Password policy set-up

As Adminstrator you can manage the password settings for the users within your FleetGO account, so these are (more) in line with your company’s policy.

Via the option Account settings in the top right drop-down menu you can reach the Customise customer settings page.

Settings

On tab Password Policy you will find the various settings you can make mandatory for your users.

• Minimum length: minimal number of characters in total
• Minimum uppercase: minimal number of characters in uppercase
• Minimum lowercase: minimal number of characters in lowercase
• Minimum digits: minimal number of digits (numbers)
• Minimum special chars: minimal number of special characters
• Unique passwords history: the number of changed passwords before an user can reuse an old one
• Days valid: the period in days before an user is prompted to change password
• Maximum of failed logins: after this event the user account will be blocked
• Block inactive after days: if user has been inactive on the FleetGO platform for this period the user account will be blocked

Did you save changes to these Password settings? Then your users, when they log in, will be prompted to change their password when it does not comply with the new rules.

Minimum lenght

In The Netherlands FleetGO platform has the SKRRS quality mark. This SKRR quality mark requires from FleetGO that users of the platform use a password of minimal length of 12 characters.
Also this minimal length is becoming more-and-more the best practise (see below).

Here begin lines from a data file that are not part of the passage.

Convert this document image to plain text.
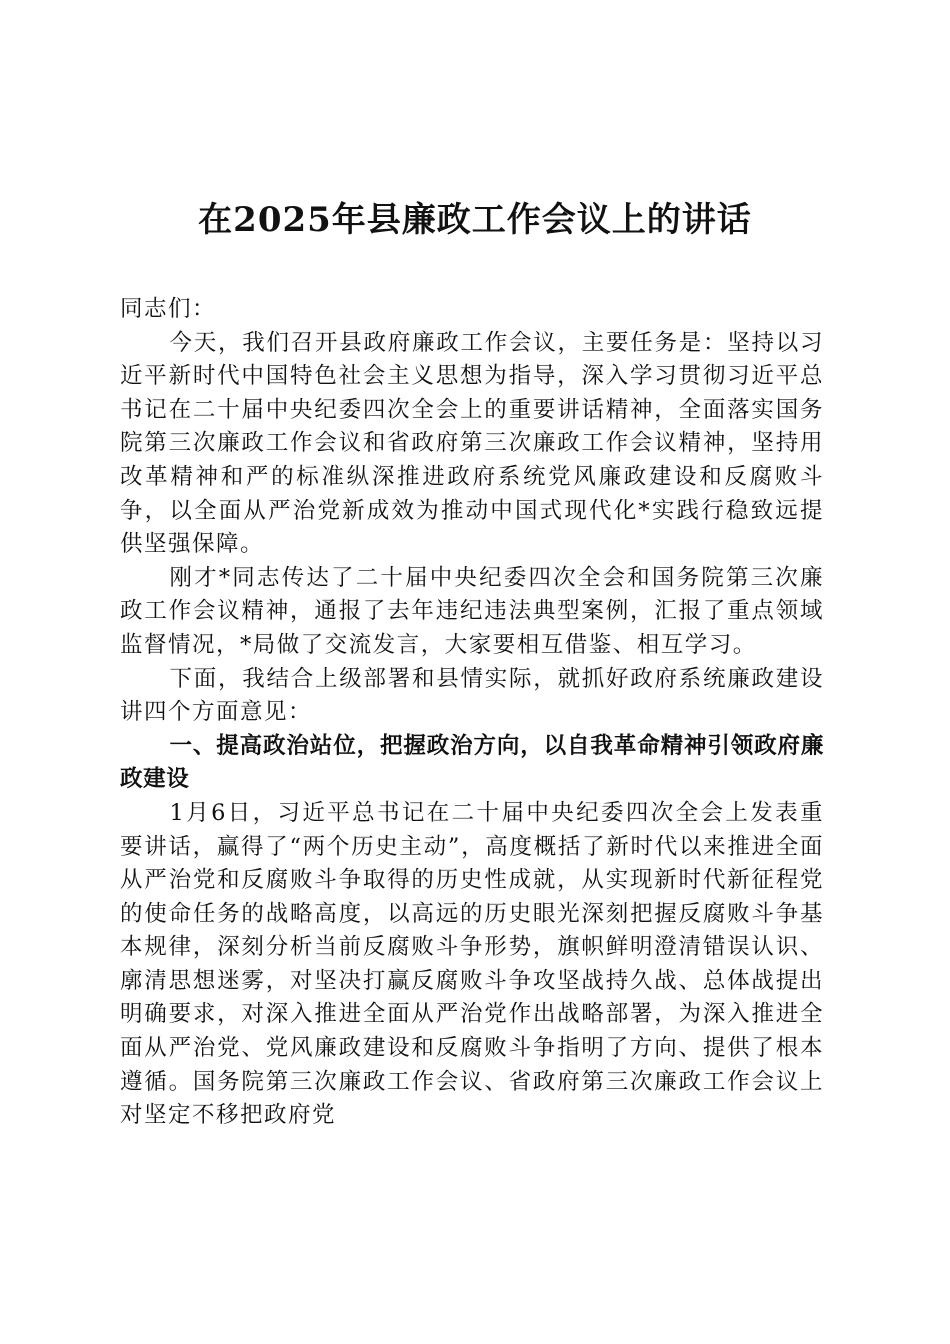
在2025年县廉政工作会议上的讲话

同志们：

今天，我们召开县政府廉政工作会议，主要任务是：坚持以习近平新时代中国特色社会主义思想为指导，深入学习贯彻习近平总书记在二十届中央纪委四次全会上的重要讲话精神，全面落实国务院第三次廉政工作会议和省政府第三次廉政工作会议精神，坚持用改革精神和严的标准纵深推进政府系统党风廉政建设和反腐败斗争，以全面从严治党新成效为推动中国式现代化*实践行稳致远提供坚强保障。

刚才*同志传达了二十届中央纪委四次全会和国务院第三次廉政工作会议精神，通报了去年违纪违法典型案例，汇报了重点领域监督情况，*局做了交流发言，大家要相互借鉴、相互学习。

下面，我结合上级部署和县情实际，就抓好政府系统廉政建设讲四个方面意见：

一、提高政治站位，把握政治方向，以自我革命精神引领政府廉政建设

1月6日，习近平总书记在二十届中央纪委四次全会上发表重要讲话，赢得了“两个历史主动”，高度概括了新时代以来推进全面从严治党和反腐败斗争取得的历史性成就，从实现新时代新征程党的使命任务的战略高度，以高远的历史眼光深刻把握反腐败斗争基本规律，深刻分析当前反腐败斗争形势，旗帜鲜明澄清错误认识、廓清思想迷雾，对坚决打赢反腐败斗争攻坚战持久战、总体战提出明确要求，对深入推进全面从严治党作出战略部署，为深入推进全面从严治党、党风廉政建设和反腐败斗争指明了方向、提供了根本遵循。国务院第三次廉政工作会议、省政府第三次廉政工作会议上对坚定不移把政府党
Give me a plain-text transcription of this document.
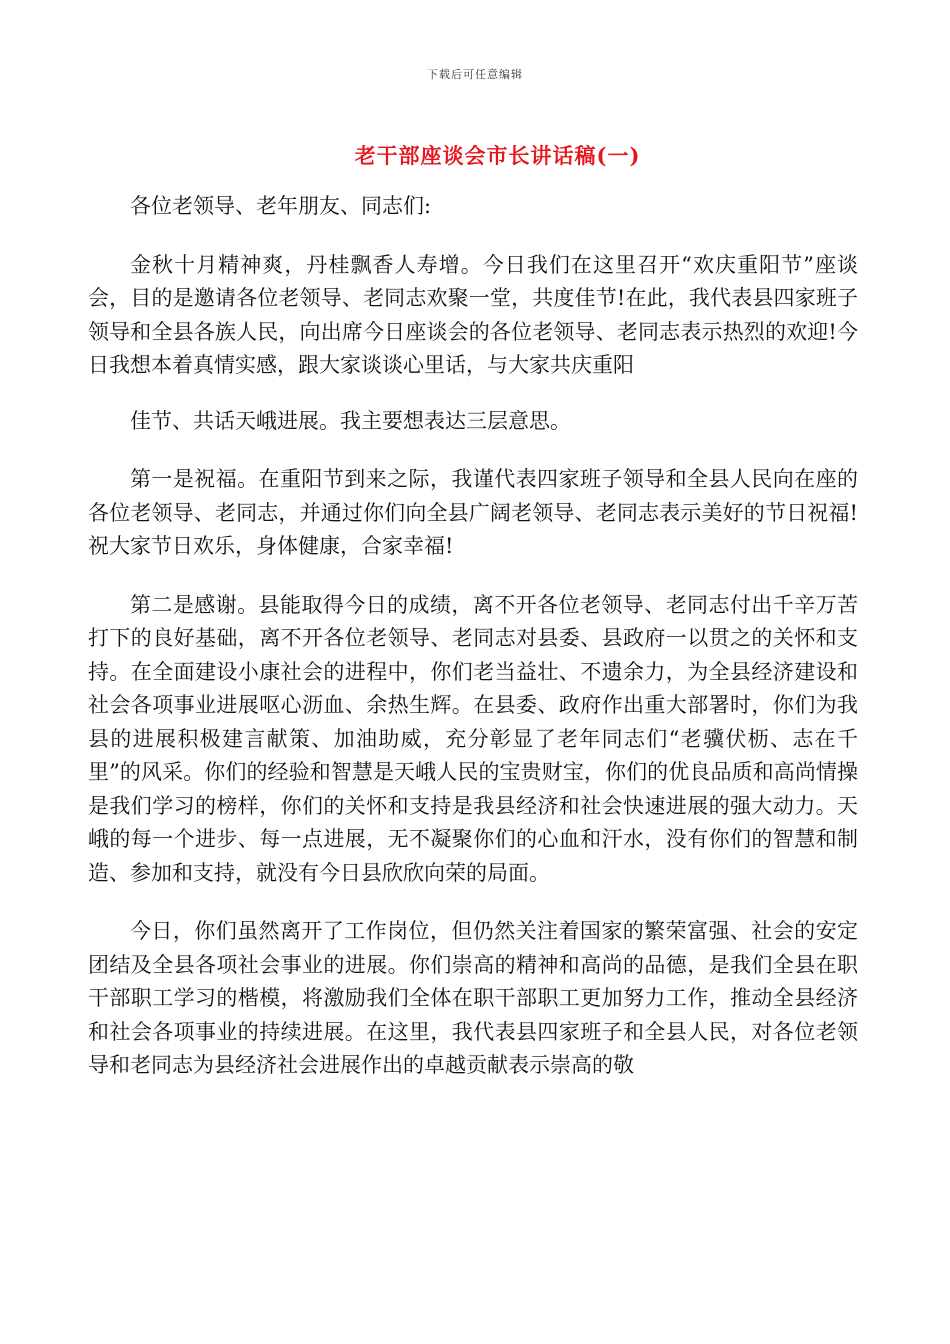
下载后可任意编辑
老干部座谈会市长讲话稿(一)

各位老领导、老年朋友、同志们:

金秋十月精神爽，丹桂飘香人寿增。今日我们在这里召开“欢庆重阳节”座谈会，目的是邀请各位老领导、老同志欢聚一堂，共度佳节!在此，我代表县四家班子领导和全县各族人民，向出席今日座谈会的各位老领导、老同志表示热烈的欢迎!今日我想本着真情实感，跟大家谈谈心里话，与大家共庆重阳

佳节、共话天峨进展。我主要想表达三层意思。

第一是祝福。在重阳节到来之际，我谨代表四家班子领导和全县人民向在座的各位老领导、老同志，并通过你们向全县广阔老领导、老同志表示美好的节日祝福!祝大家节日欢乐，身体健康，合家幸福!

第二是感谢。县能取得今日的成绩，离不开各位老领导、老同志付出千辛万苦打下的良好基础，离不开各位老领导、老同志对县委、县政府一以贯之的关怀和支持。在全面建设小康社会的进程中，你们老当益壮、不遗余力，为全县经济建设和社会各项事业进展呕心沥血、余热生辉。在县委、政府作出重大部署时，你们为我县的进展积极建言献策、加油助威，充分彰显了老年同志们“老骥伏枥、志在千里”的风采。你们的经验和智慧是天峨人民的宝贵财宝，你们的优良品质和高尚情操是我们学习的榜样，你们的关怀和支持是我县经济和社会快速进展的强大动力。天峨的每一个进步、每一点进展，无不凝聚你们的心血和汗水，没有你们的智慧和制造、参加和支持，就没有今日县欣欣向荣的局面。

今日，你们虽然离开了工作岗位，但仍然关注着国家的繁荣富强、社会的安定团结及全县各项社会事业的进展。你们崇高的精神和高尚的品德，是我们全县在职干部职工学习的楷模，将激励我们全体在职干部职工更加努力工作，推动全县经济和社会各项事业的持续进展。在这里，我代表县四家班子和全县人民，对各位老领导和老同志为县经济社会进展作出的卓越贡献表示崇高的敬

When you try to change the password settings a minimum length of 12 characters will become mandatory.
Other settings are not made mandatory when you change the password policy.

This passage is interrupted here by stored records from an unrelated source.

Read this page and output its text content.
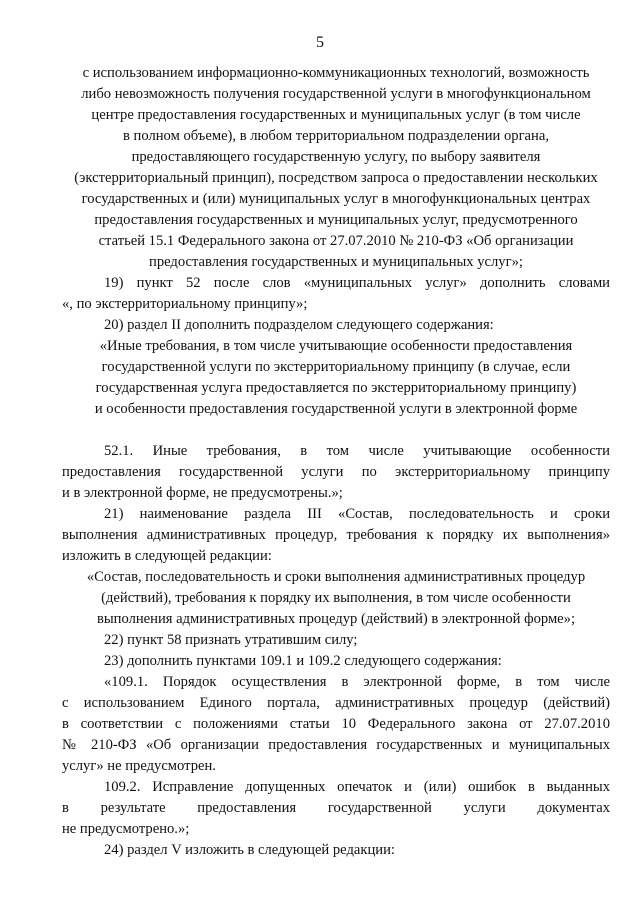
5
с использованием информационно-коммуникационных технологий, возможность
либо невозможность получения государственной услуги в многофункциональном
центре предоставления государственных и муниципальных услуг (в том числе
в полном объеме), в любом территориальном подразделении органа,
предоставляющего государственную услугу, по выбору заявителя
(экстерриториальный принцип), посредством запроса о предоставлении нескольких
государственных и (или) муниципальных услуг в многофункциональных центрах
предоставления государственных и муниципальных услуг, предусмотренного
статьей 15.1 Федерального закона от 27.07.2010 № 210-ФЗ «Об организации
предоставления государственных и муниципальных услуг»;
19) пункт 52 после слов «муниципальных услуг» дополнить словами
«, по экстерриториальному принципу»;
20) раздел II дополнить подразделом следующего содержания:
«Иные требования, в том числе учитывающие особенности предоставления
государственной услуги по экстерриториальному принципу (в случае, если
государственная услуга предоставляется по экстерриториальному принципу)
и особенности предоставления государственной услуги в электронной форме
52.1. Иные требования, в том числе учитывающие особенности
предоставления государственной услуги по экстерриториальному принципу
и в электронной форме, не предусмотрены.»;
21) наименование раздела III «Состав, последовательность и сроки
выполнения административных процедур, требования к порядку их выполнения»
изложить в следующей редакции:
«Состав, последовательность и сроки выполнения административных процедур
(действий), требования к порядку их выполнения, в том числе особенности
выполнения административных процедур (действий) в электронной форме»;
22) пункт 58 признать утратившим силу;
23) дополнить пунктами 109.1 и 109.2 следующего содержания:
«109.1. Порядок осуществления в электронной форме, в том числе
с использованием Единого портала, административных процедур (действий)
в соответствии с положениями статьи 10 Федерального закона от 27.07.2010
№ 210-ФЗ «Об организации предоставления государственных и муниципальных
услуг» не предусмотрен.
109.2. Исправление допущенных опечаток и (или) ошибок в выданных
в результате предоставления государственной услуги документах
не предусмотрено.»;
24) раздел V изложить в следующей редакции:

It is considered best practice to use a mixture of these settings.

Best practices for password policies

Length
The shorter the password, the easier it is to crack. The minimum acceptable length for a strong password is at least eight characters according the ISO standard. Currently this practice is under change and a minimum of 12 characters is becoming favorite: also referred to users as to ‘use a password sentence’.

Complexity requirements
Creating a lengthy password is only effective when it is difficult to decode.
An user that incorporates standard words (like ‘welcome’ or ‘admin’) and easy to guess content as: city name, own name or name of child or pet, creates weakness. Ask them to use less obvious contents.

The key to a complex password is requiring your users to use a mix of characters: lower case, upper case, digits (numbers) and special characters. Often the usage of at least 1 of each type is set as required.

Periodic update
No matter how complex and hard to crack a password may be, it is not impossible when someone is using hacking tools. It is adviced to require an update every 90 or 180 days.

Recommendation
To enhance security it is adviced to also consider the usage of Multifactor authentication or to implement Single sign-on (with Microsoft account) for the log-in flow of your account on the FleetGO platform.